Starbucks expects that the arrangement will strengthen the company's brand due to Nestle's broad global reach and the addition of Starbucks coffee to Nespresso, and will be accretive to earnings per share by the end of fiscal 2021 or sooner. The up-front cash will also accelerate the company's share buyback plan, which is now expected to return $20 billion to shareholders through fiscal 2020.
In the conference call, CEO Kevin Johnson said that Nestle sells its goods in 190 countries, compared with the 28 countries that Starbucks currently sells its packaged consumer products. He also said that globally, the installed base of Nespresso machines is larger than that of Keurig's K-cup single serve machines (Starbucks will retain its K-cup business, as well as its ready-to-drink offerings).
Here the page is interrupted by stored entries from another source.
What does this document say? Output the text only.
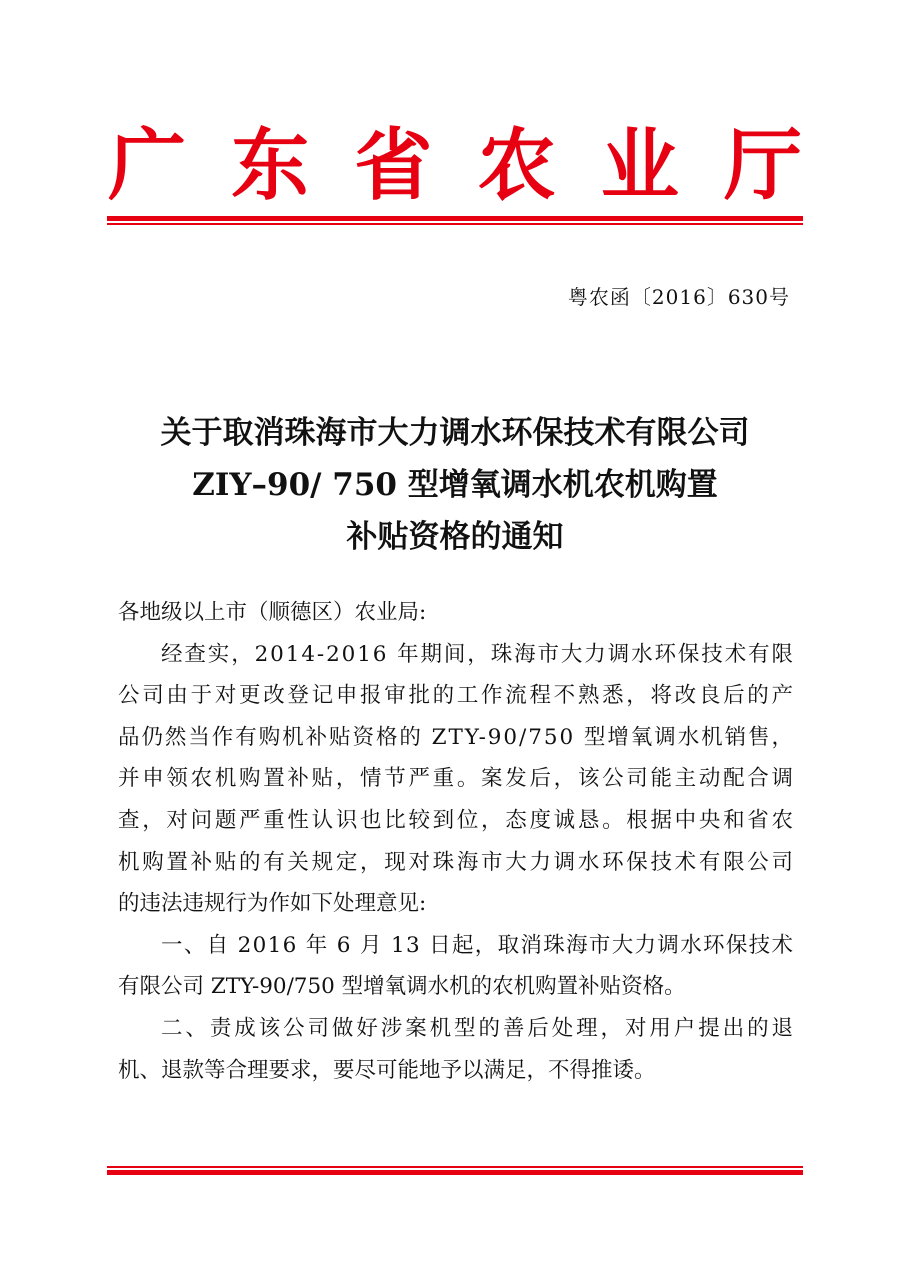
广 东 省 农 业 厅
粤农函〔2016〕630号
关于取消珠海市大力调水环保技术有限公司
ZIY–90/ 750 型增氧调水机农机购置
补贴资格的通知
各地级以上市（顺德区）农业局:
经查实，2014-2016 年期间，珠海市大力调水环保技术有限
公司由于对更改登记申报审批的工作流程不熟悉，将改良后的产
品仍然当作有购机补贴资格的 ZTY-90/750 型增氧调水机销售，
并申领农机购置补贴，情节严重。案发后，该公司能主动配合调
查，对问题严重性认识也比较到位，态度诚恳。根据中央和省农
机购置补贴的有关规定，现对珠海市大力调水环保技术有限公司
的违法违规行为作如下处理意见:
一、自 2016 年 6 月 13 日起，取消珠海市大力调水环保技术
有限公司 ZTY-90/750 型增氧调水机的农机购置补贴资格。
二、责成该公司做好涉案机型的善后处理，对用户提出的退
机、退款等合理要求，要尽可能地予以满足，不得推诿。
Analysts on the call tried to understand why it would take three years for the deal to add to profits, but company officials couldn't offer much detail, citing accounting complexities with the deal. Fiscal EPS growth will be 2 to 3 percentage points lower, excluding the transaction costs and the up-front payment, and fiscal 2019 revenue growth will be impacted negatively by 2 to 3 percentage points due to the license model, they said.
The deal hearkens back to a similar arrangement with Kraft some years back that ended badly and a failed attempt by Starbucks to launch its own single-serve machine. But this agreement is with a company that is already successful in coffee and has a wide global reach. Investors struggled to understand the near-term implications, but it is clearly a long-term bet.
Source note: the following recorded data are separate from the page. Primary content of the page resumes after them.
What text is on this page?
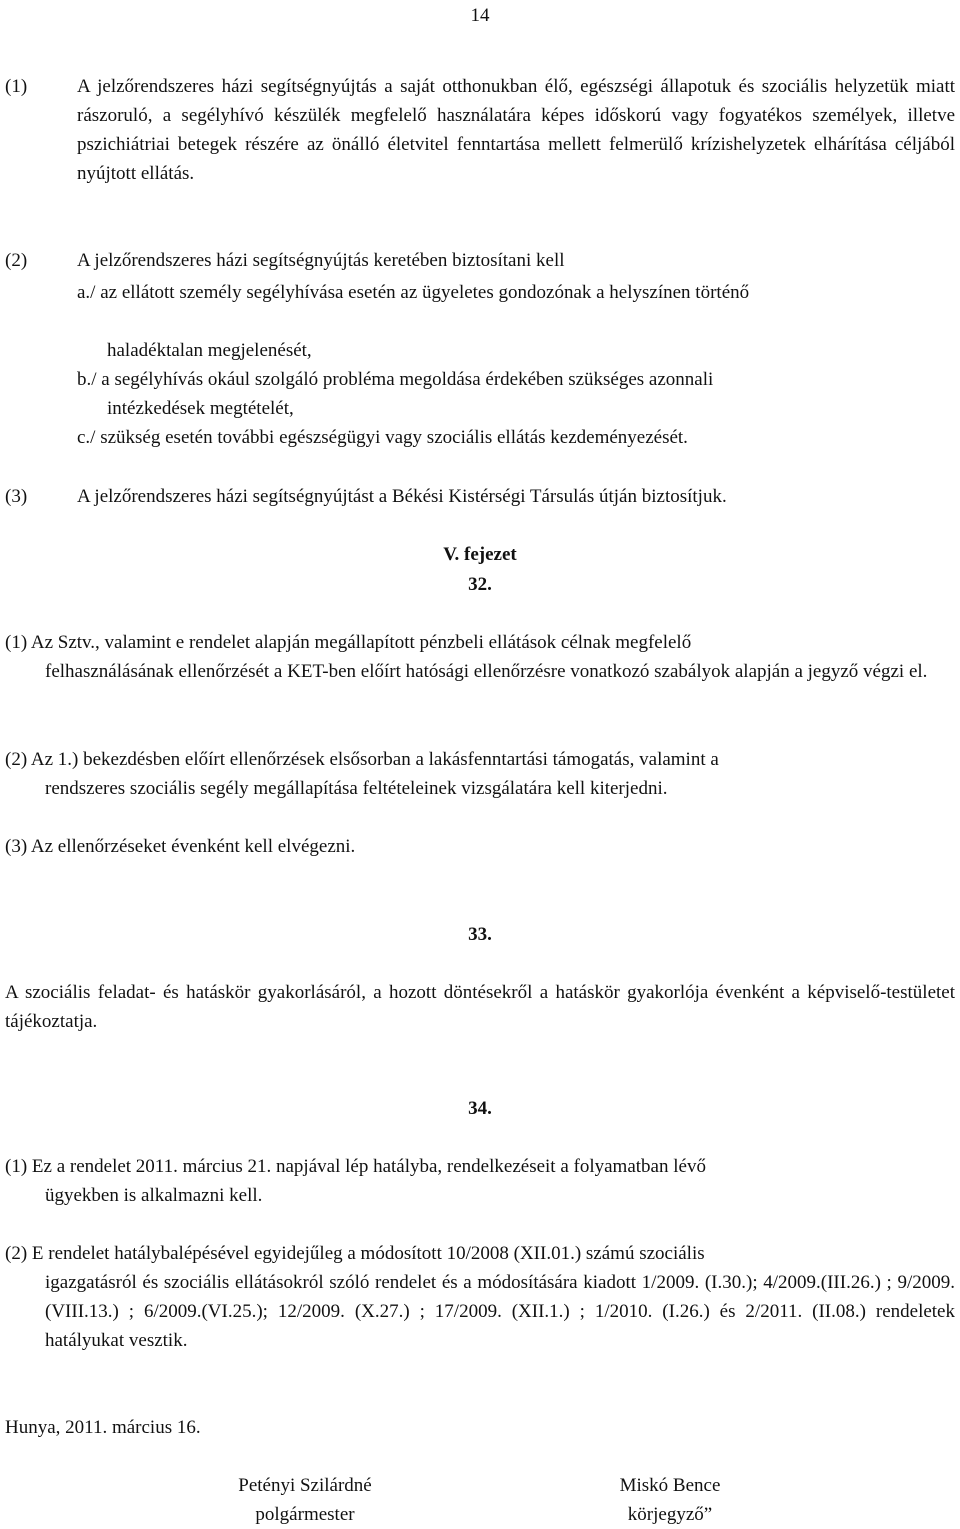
14
(1)	A jelzőrendszeres házi segítségnyújtás a saját otthonukban élő, egészségi állapotuk és szociális helyzetük miatt rászoruló, a segélyhívó készülék megfelelő használatára képes időskorú vagy fogyatékos személyek, illetve pszichiátriai betegek részére az önálló életvitel fenntartása mellett felmerülő krízishelyzetek elhárítása céljából nyújtott ellátás.
(2)	A jelzőrendszeres házi segítségnyújtás keretében biztosítani kell
a./ az ellátott személy segélyhívása esetén az ügyeletes gondozónak a helyszínen történő
haladéktalan megjelenését,
b./ a segélyhívás okául szolgáló probléma megoldása érdekében szükséges azonnali
intézkedések megtételét,
c./ szükség esetén további egészségügyi vagy szociális ellátás kezdeményezését.
(3)	A jelzőrendszeres házi segítségnyújtást a Békési Kistérségi Társulás útján biztosítjuk.
V. fejezet
32.
(1) Az Sztv., valamint e rendelet alapján megállapított pénzbeli ellátások célnak megfelelő
felhasználásának ellenőrzését a KET-ben előírt hatósági ellenőrzésre vonatkozó szabályok alapján a jegyző végzi el.
(2) Az 1.) bekezdésben előírt ellenőrzések elsősorban a lakásfenntartási támogatás, valamint a
rendszeres szociális segély megállapítása feltételeinek vizsgálatára kell kiterjedni.
(3) Az ellenőrzéseket évenként kell elvégezni.
33.
A szociális feladat- és hatáskör gyakorlásáról, a hozott döntésekről a hatáskör gyakorlója évenként a képviselő-testületet tájékoztatja.
34.
(1) Ez a rendelet 2011. március 21. napjával lép hatályba, rendelkezéseit a folyamatban lévő
ügyekben is alkalmazni kell.
(2) E rendelet hatálybalépésével egyidejűleg a módosított 10/2008 (XII.01.) számú szociális
igazgatásról és szociális ellátásokról szóló rendelet és a módosítására kiadott 1/2009. (I.30.); 4/2009.(III.26.) ; 9/2009. (VIII.13.) ; 6/2009.(VI.25.); 12/2009. (X.27.) ; 17/2009. (XII.1.) ; 1/2010. (I.26.) és 2/2011. (II.08.) rendeletek hatályukat vesztik.
Hunya, 2011. március 16.
Petényi Szilárdné
polgármester
Miskó Bence
körjegyző”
Athenahealth gets a buyout bid
Shares of healthcare software provider Athenahealth soared 16.4% to $146.75 after CNBC reported that the company has received a buyout offer of $160 per share from activist investment firm Elliott Management. The company later confirmed the unsolicited offer, which represents a 27% premium to Athenahealth's closing price on Friday, in a brief press release.
Elliott Management, which already owns an 8.9% stake in Athenhealth, made public its letter to company's board. "Unfortunately, we are faced now with the stark reality that athenahealth as a public-company investment, despite all of its promise, has not worked for many years, is not working today and will not work in the future," the letter said, signed by partner and Senior Portfolio Manager Jesse Cohen.
Elliot Management had approached Athenahealth last November but was rebuffed, so it's unclear whether this attempt will turn out any differently. Investors punished the stock after its earnings report two weeks ago, and were unwilling to bid shares up to the offer price today.